"Ik heb altijd gedacht dat het Paradijs een soort bibliotheek zou zijn" - Jorge Luis Borges

Het wonder van Santa Clara

Vrijdag, 12 april, 2019

Geschreven door: Chesley Rach
Artikel door: Wim Rutgers

Door het wonder aangeraakt

[Recensie] Met zijn tweede roman, Het wonder van Santa Clara, heeft Chesley Rach (Curaçao 1952) een prestatie van belang geleverd. Toen ik twee jaar geleden zijn debuut, De terugkeer van Ricardo Bonifacius las, had ik daarover zo mijn reserves.

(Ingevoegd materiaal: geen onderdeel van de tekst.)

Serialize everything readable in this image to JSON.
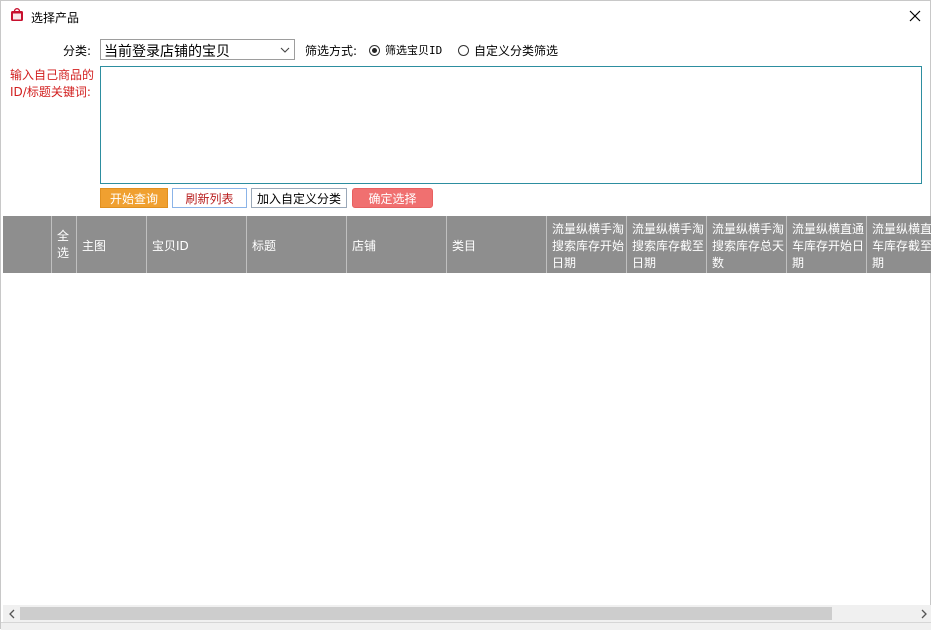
{
  "window": {
    "title": "选择产品",
    "colors": {
      "accent": "#c8102e"
    }
  },
  "form": {
    "category_label": "分类:",
    "category_value": "当前登录店铺的宝贝",
    "filter_label": "筛选方式:",
    "filter_options": [
      {
        "label": "筛选宝贝ID",
        "checked": true
      },
      {
        "label": "自定义分类筛选",
        "checked": false
      }
    ],
    "hint": "输入自己商品的ID/标题关键词:",
    "textarea_value": ""
  },
  "buttons": {
    "query": "开始查询",
    "refresh": "刷新列表",
    "add_category": "加入自定义分类",
    "confirm": "确定选择"
  },
  "table": {
    "columns": [
      "",
      "全选",
      "主图",
      "宝贝ID",
      "标题",
      "店铺",
      "类目",
      "流量纵横手淘搜索库存开始日期",
      "流量纵横手淘搜索库存截至日期",
      "流量纵横手淘搜索库存总天数",
      "流量纵横直通车库存开始日期",
      "流量纵横直通车库存截至日期"
    ],
    "rows": []
  }
}
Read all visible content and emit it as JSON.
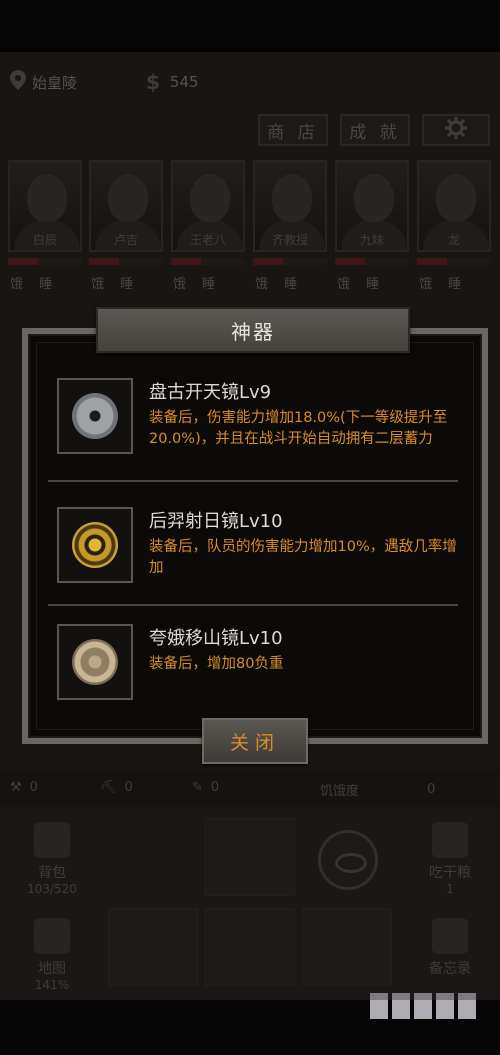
{
  "header": {
    "location": "始皇陵",
    "money": "545",
    "shop_label": "商 店",
    "achievements_label": "成 就"
  },
  "team": [
    {
      "name": "白辰",
      "status": "饿 睡"
    },
    {
      "name": "卢吉",
      "status": "饿 睡"
    },
    {
      "name": "王老八",
      "status": "饿 睡"
    },
    {
      "name": "齐教授",
      "status": "饿 睡"
    },
    {
      "name": "九妹",
      "status": "饿 睡"
    },
    {
      "name": "龙",
      "status": "饿 睡"
    }
  ],
  "resources": {
    "r1": "0",
    "r2": "0",
    "r3": "0",
    "hunger_label": "饥饿度",
    "hunger_value": "0"
  },
  "bottom": {
    "bag_label": "背包",
    "bag_value": "103/520",
    "map_label": "地图",
    "map_value": "141%",
    "eat_label": "吃干粮",
    "eat_value": "1",
    "memo_label": "备忘录"
  },
  "modal": {
    "title": "神器",
    "items": [
      {
        "name": "盘古开天镜Lv9",
        "desc": "装备后，伤害能力增加18.0%(下一等级提升至20.0%)，并且在战斗开始自动拥有二层蓄力",
        "icon": "silver-mirror-icon"
      },
      {
        "name": "后羿射日镜Lv10",
        "desc": "装备后，队员的伤害能力增加10%，遇敌几率增加",
        "icon": "golden-sun-mirror-icon"
      },
      {
        "name": "夸娥移山镜Lv10",
        "desc": "装备后，增加80负重",
        "icon": "bronze-mirror-icon"
      }
    ],
    "close_label": "关闭"
  },
  "colors": {
    "accent": "#d98d2a",
    "frame": "#6b6660",
    "panel_bg": "#0b0a09"
  }
}
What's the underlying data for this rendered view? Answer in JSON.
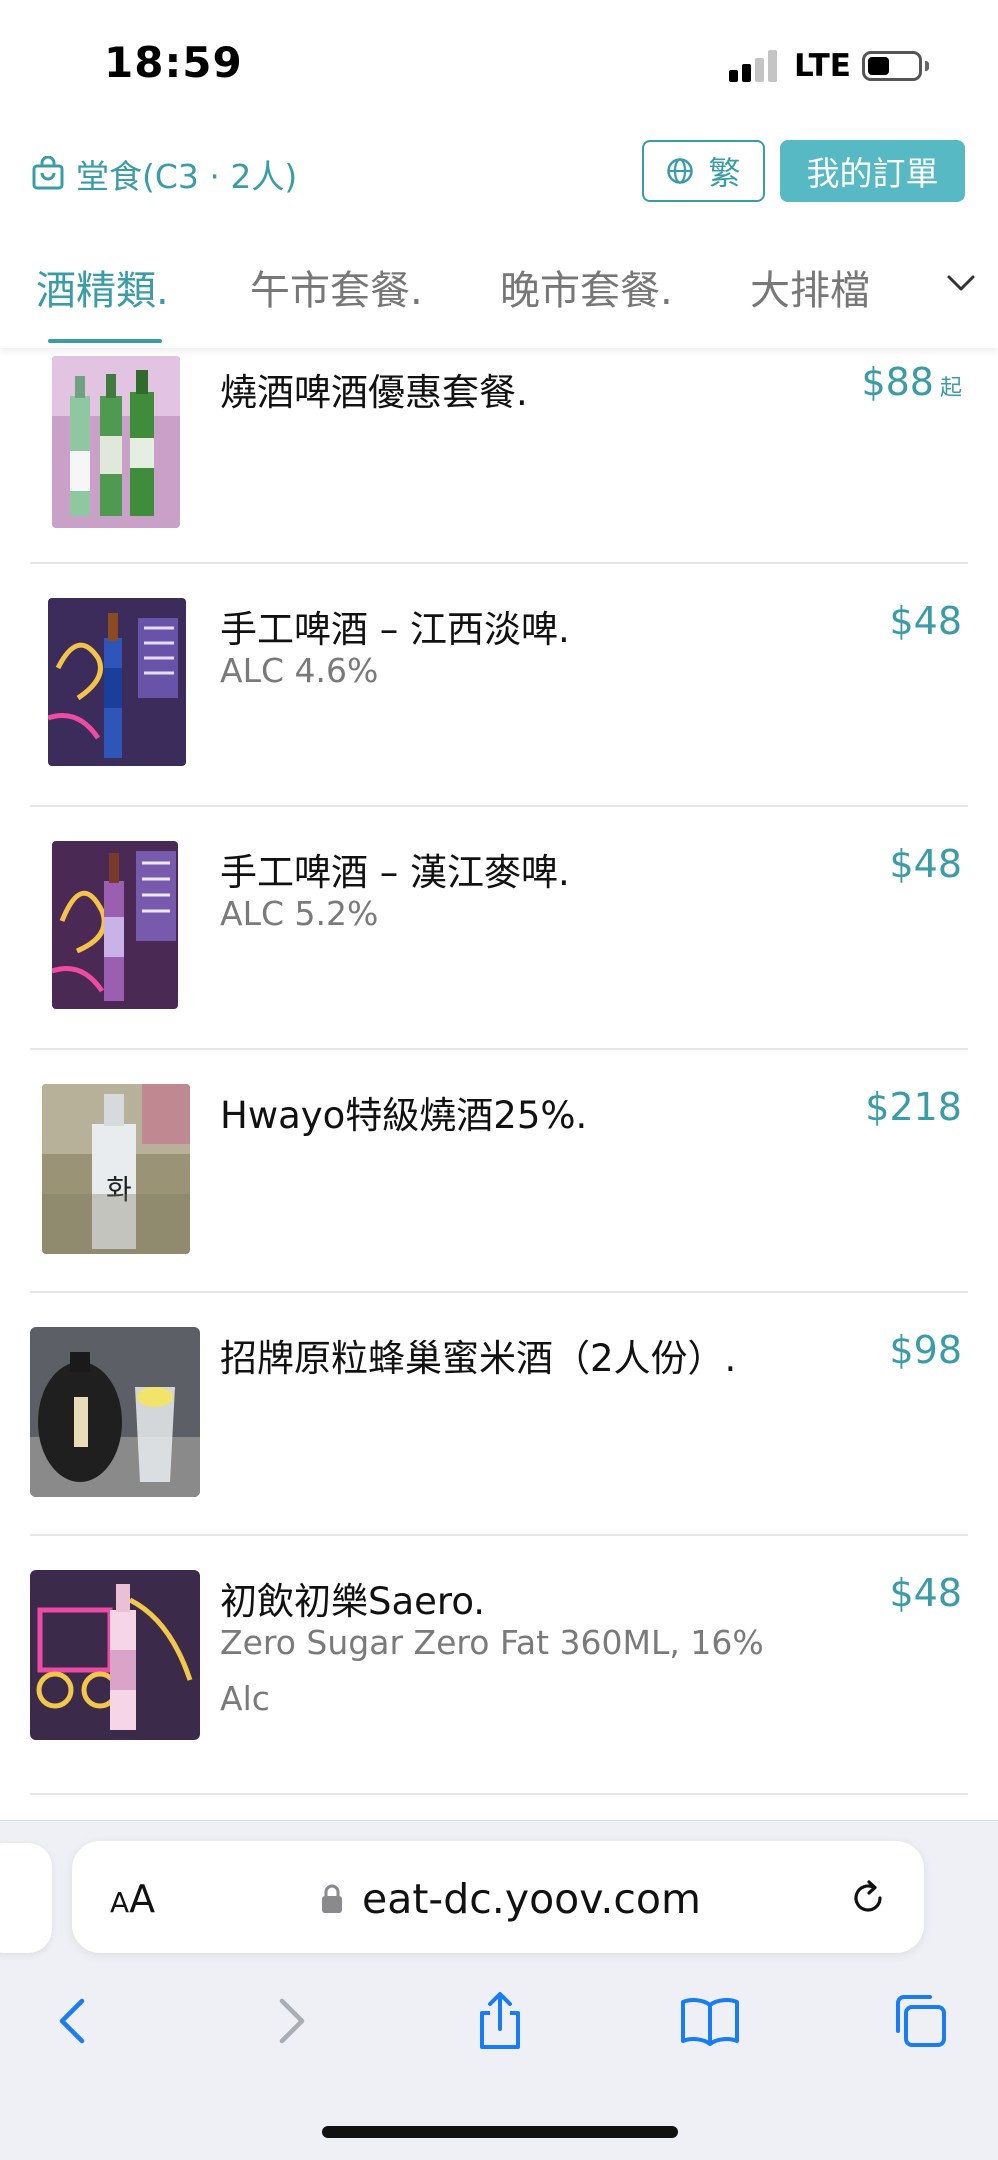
{
  "status_bar": {
    "time": "18:59",
    "network": "LTE"
  },
  "header": {
    "dine_in_label": "堂食(C3 · 2人)",
    "language_label": "繁",
    "orders_label": "我的訂單"
  },
  "tabs": [
    {
      "label": "酒精類."
    },
    {
      "label": "午市套餐."
    },
    {
      "label": "晚市套餐."
    },
    {
      "label": "大排檔"
    }
  ],
  "items": [
    {
      "name": "燒酒啤酒優惠套餐.",
      "desc": "",
      "price": "$88",
      "price_suffix": "起"
    },
    {
      "name": "手工啤酒 – 江西淡啤.",
      "desc": "ALC 4.6%",
      "price": "$48",
      "price_suffix": ""
    },
    {
      "name": "手工啤酒 – 漢江麥啤.",
      "desc": "ALC 5.2%",
      "price": "$48",
      "price_suffix": ""
    },
    {
      "name": "Hwayo特級燒酒25%.",
      "desc": "",
      "price": "$218",
      "price_suffix": ""
    },
    {
      "name": "招牌原粒蜂巢蜜米酒（2人份）.",
      "desc": "",
      "price": "$98",
      "price_suffix": ""
    },
    {
      "name": "初飲初樂Saero.",
      "desc": "Zero Sugar Zero Fat 360ML, 16% Alc",
      "price": "$48",
      "price_suffix": ""
    }
  ],
  "browser": {
    "text_size_label_small": "A",
    "text_size_label_large": "A",
    "url": "eat-dc.yoov.com"
  },
  "colors": {
    "accent": "#3a9ca6",
    "accent_button": "#56b9c3",
    "ios_blue": "#1a7cf5"
  }
}
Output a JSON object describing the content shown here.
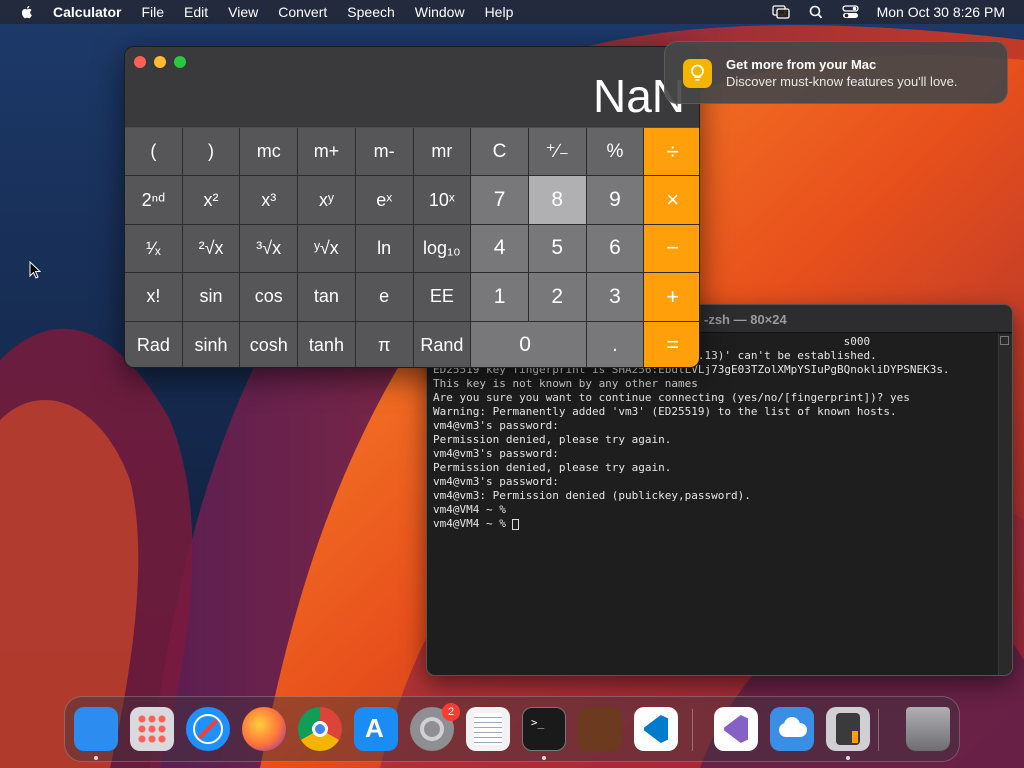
{
  "menubar": {
    "app_name": "Calculator",
    "menus": [
      "File",
      "Edit",
      "View",
      "Convert",
      "Speech",
      "Window",
      "Help"
    ],
    "clock": "Mon Oct 30  8:26 PM",
    "icons": [
      "apple-icon",
      "screen-mirroring-icon",
      "search-icon",
      "control-center-icon"
    ]
  },
  "calculator": {
    "display": "NaN",
    "rows": [
      [
        "(",
        ")",
        "mc",
        "m+",
        "m-",
        "mr",
        "C",
        "⁺∕₋",
        "%",
        "÷"
      ],
      [
        "2ⁿᵈ",
        "x²",
        "x³",
        "xʸ",
        "eˣ",
        "10ˣ",
        "7",
        "8",
        "9",
        "×"
      ],
      [
        "¹∕ₓ",
        "²√x",
        "³√x",
        "ʸ√x",
        "ln",
        "log₁₀",
        "4",
        "5",
        "6",
        "−"
      ],
      [
        "x!",
        "sin",
        "cos",
        "tan",
        "e",
        "EE",
        "1",
        "2",
        "3",
        "+"
      ],
      [
        "Rad",
        "sinh",
        "cosh",
        "tanh",
        "π",
        "Rand",
        "0",
        ".",
        "="
      ]
    ]
  },
  "notification": {
    "title": "Get more from your Mac",
    "body": "Discover must-know features you'll love."
  },
  "terminal": {
    "title": "-zsh — 80×24",
    "lines": [
      "                                                              s000",
      "The authenticity of host 'vm3 (192.168.1.13)' can't be established.",
      "ED25519 key fingerprint is SHA256:EbdtLVLj73gE03TZolXMpYSIuPgBQnokliDYPSNEK3s.",
      "This key is not known by any other names",
      "Are you sure you want to continue connecting (yes/no/[fingerprint])? yes",
      "Warning: Permanently added 'vm3' (ED25519) to the list of known hosts.",
      "vm4@vm3's password:",
      "Permission denied, please try again.",
      "vm4@vm3's password:",
      "Permission denied, please try again.",
      "vm4@vm3's password:",
      "vm4@vm3: Permission denied (publickey,password).",
      "vm4@VM4 ~ %",
      "vm4@VM4 ~ % "
    ]
  },
  "dock": {
    "items": [
      {
        "name": "Finder",
        "icon": "finder-icon",
        "color": "#2d8cf0",
        "running": true
      },
      {
        "name": "Launchpad",
        "icon": "launchpad-icon",
        "color": "#d9d9de",
        "running": false
      },
      {
        "name": "Safari",
        "icon": "safari-icon",
        "color": "#1e90ff",
        "running": false
      },
      {
        "name": "Firefox",
        "icon": "firefox-icon",
        "color": "#ff7139",
        "running": false
      },
      {
        "name": "Chrome",
        "icon": "chrome-icon",
        "color": "#ffffff",
        "running": false
      },
      {
        "name": "App Store",
        "icon": "app-store-icon",
        "color": "#1c8cf5",
        "running": false
      },
      {
        "name": "System Settings",
        "icon": "system-settings-icon",
        "color": "#8e8e93",
        "running": false,
        "badge": "2"
      },
      {
        "name": "TextEdit",
        "icon": "textedit-icon",
        "color": "#f2f2f2",
        "running": false
      },
      {
        "name": "Terminal",
        "icon": "terminal-icon",
        "color": "#1a1a1a",
        "running": true
      },
      {
        "name": "GarageBand",
        "icon": "garageband-icon",
        "color": "#6b3a1f",
        "running": false
      },
      {
        "name": "Visual Studio Code",
        "icon": "vscode-icon",
        "color": "#ffffff",
        "running": false
      },
      {
        "name": "Visual Studio",
        "icon": "visual-studio-icon",
        "color": "#ffffff",
        "running": false
      },
      {
        "name": "Weather",
        "icon": "weather-icon",
        "color": "#3a8ee6",
        "running": false
      },
      {
        "name": "Calculator",
        "icon": "calculator-icon",
        "color": "#d0d0d4",
        "running": true
      },
      {
        "name": "Trash",
        "icon": "trash-icon",
        "color": "#8a8a8e",
        "running": false
      }
    ]
  },
  "colors": {
    "operator": "#ff9f0a",
    "accent_orange": "#f26b1d"
  }
}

De op Curaçao geboren en getogen, maar al jaren in Nederland wonende en daar inmiddels een befaamd hoogleraar sociologie geworden hoofdpersoon, keert in die roman op zijn eiland terug als adviseur van een Nederlandse filmploeg die het carnaval gaat filmen: ‘Het Carnaval is voorbij’. Dat veroorzaakt bij Ricardo een stortvloed van gevoelens van dubbele onaangepastheid zowel met de omgang met leden van de filmploeg als met herinneringen aan zijn eiland van geboorte en de familie, zoals zijn moeder en vader die inmiddels – net als hijzelf – gescheiden zijn. Persoonlijke ontwikkelingen brengen hem in de war, met grote onzekerheid over zijn relaties, zoals zijn jeugdliefde Jolanda, zijn huidige partner Marlies en de gevoelens voor Carmen.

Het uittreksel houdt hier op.